The Journal-World talked to more than a half-dozen neighbors or workers who are near the current plant on a regular basis. They still call the place a sewer plant. By and large, they don't call it nasty names."I guess I really don't have any complaints about it," said Joe Sweet, who lives near Ninth and Pennsylvania streets just east of the plant. "Periodically you smell it, and it is pretty hard to predict when you'll smell it. But it is never overpowering."Sweet estimated he smells the plant one to two times per month, including Thursday morning when he talked to the Journal-World. The odor was about as strong as that of a damp lawn freshly cut.

Meteorologically speaking, people who live near Ninth and Oak streets in North Lawrence should bear the brunt of any odors. Kansas winds, especially during the summer, typically come out of the south and west. That would put the North Lawrence homes in the direct line of fire.When several residents were asked what it is like to live near a sewer plant, it took them a few seconds to remember the plant is just across the river from them."I don't even know it is there," said Brian Runk, who lives in the 900 block of Oak Street. "The Bradford Pears downtown smell worse. They look prettier, but they smell worse."

Make no mistake; a sewer plant has plenty of potential to stink, depending on how it is run. Craft said when he first moved to his property about five years ago, there were odor problems. He said there were particular problems with how the city stored its biosolids, a type of sludge that is a by-product of treated sewage. But after several neighbors complained, the city put a roof over the storage area. Craft said that has largely ended the odors."I bought this property knowing the plant was here," Craft said. "That's different than having it move into your area. I might be a little concerned in that case. It wouldn't necessarily be a person's preference to have one next door."But a lot of it comes down to how good of a neighbor the city wants to be. In the time I've been out here, I think the city has made a good effort to be a good neighbor."

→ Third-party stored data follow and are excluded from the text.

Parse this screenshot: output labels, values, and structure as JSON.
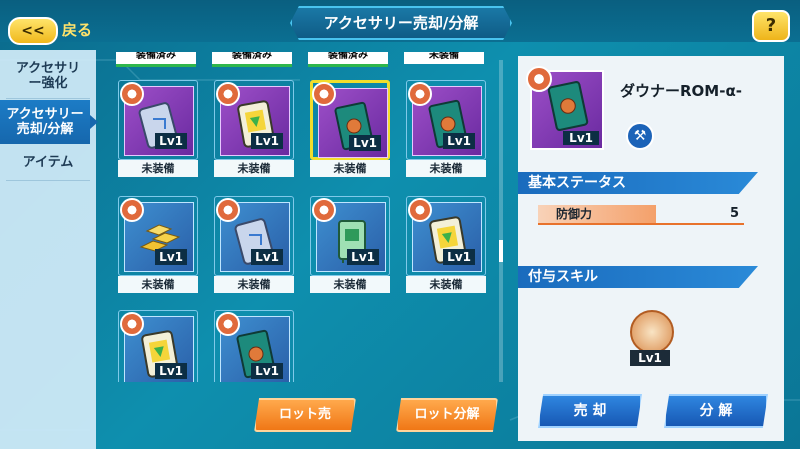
{
  "header": {
    "title": "アクセサリー売却/分解",
    "back_arrow": "<<",
    "back_label": "戻る",
    "help_label": "?"
  },
  "sidebar": {
    "items": [
      {
        "label": "アクセサリー強化",
        "active": false
      },
      {
        "label": "アクセサリー売却/分解",
        "active": true
      },
      {
        "label": "アイテム",
        "active": false
      }
    ]
  },
  "grid": {
    "top_partial_labels": [
      "装備済み",
      "装備済み",
      "装備済み",
      "未装備"
    ],
    "items": [
      {
        "level": "Lv1",
        "status": "未装備",
        "bg": "purple",
        "icon": "chip-card-icon",
        "selected": false
      },
      {
        "level": "Lv1",
        "status": "未装備",
        "bg": "purple",
        "icon": "yellow-card-icon",
        "selected": false
      },
      {
        "level": "Lv1",
        "status": "未装備",
        "bg": "purple",
        "icon": "rom-card-icon",
        "selected": true
      },
      {
        "level": "Lv1",
        "status": "未装備",
        "bg": "purple",
        "icon": "rom-card-icon",
        "selected": false
      },
      {
        "level": "Lv1",
        "status": "未装備",
        "bg": "blue",
        "icon": "gold-bars-icon",
        "selected": false
      },
      {
        "level": "Lv1",
        "status": "未装備",
        "bg": "blue",
        "icon": "chip-card-icon",
        "selected": false
      },
      {
        "level": "Lv1",
        "status": "未装備",
        "bg": "blue",
        "icon": "green-board-icon",
        "selected": false
      },
      {
        "level": "Lv1",
        "status": "未装備",
        "bg": "blue",
        "icon": "yellow-card-icon",
        "selected": false
      },
      {
        "level": "Lv1",
        "status": "",
        "bg": "blue",
        "icon": "yellow-card-icon",
        "selected": false
      },
      {
        "level": "Lv1",
        "status": "",
        "bg": "blue",
        "icon": "rom-card-icon",
        "selected": false
      }
    ]
  },
  "buttons": {
    "lot_sell": "ロット売",
    "lot_dismantle": "ロット分解",
    "sell": "売 却",
    "dismantle": "分 解"
  },
  "detail": {
    "name": "ダウナーROM-α-",
    "level": "Lv1",
    "basic_status_heading": "基本ステータス",
    "stat_label": "防御力",
    "stat_value": "5",
    "skill_heading": "付与スキル",
    "skill_level": "Lv1"
  },
  "colors": {
    "accent_orange": "#f07716",
    "accent_blue": "#1758b4",
    "selection": "#f2de2c"
  }
}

Concerns about a sewer plant, though, go beyond smell. There are also issues about whether the plant uses and stores dangerous chemicals, as well as concerns about what the facility is dumping back into the river.Wagner said the plant does use some chemicals, but he said not nearly as many as people may think. Instead, the plant relies more on natural processes. "The same process that happens when a piece of wood decomposes on the ground is basically the same process we use," Wagner said. "We let nature do a lot of the work."

Wagner and his crew of 17 plant employees are proud of what comes out the pipe. Wagner said the amount of feces in the treated effluent is less than that found naturally in the Kansas River. He said the quality of the treated effluent - from a fecal standpoint anyway - is as good as or better than what is released into the Wakarusa River via the Clinton Dam.The plant in 2005 won two national awards from the Environmental Protection Agency.

Michael Campbell, chair of the Wakarusa Group of the Sierra Club, has been following the city's plan to build a new sewer treatment plant. He said he's comfortable that a new plant isn't going to do environmental harm to the Wakarusa River."The federal standards are pretty high," said Campbell, who said working on ways to conserve energy at the plant was the main environmental issue he saw. "The days when you could dump raw sewage or something close to raw sewage into the river are long gone."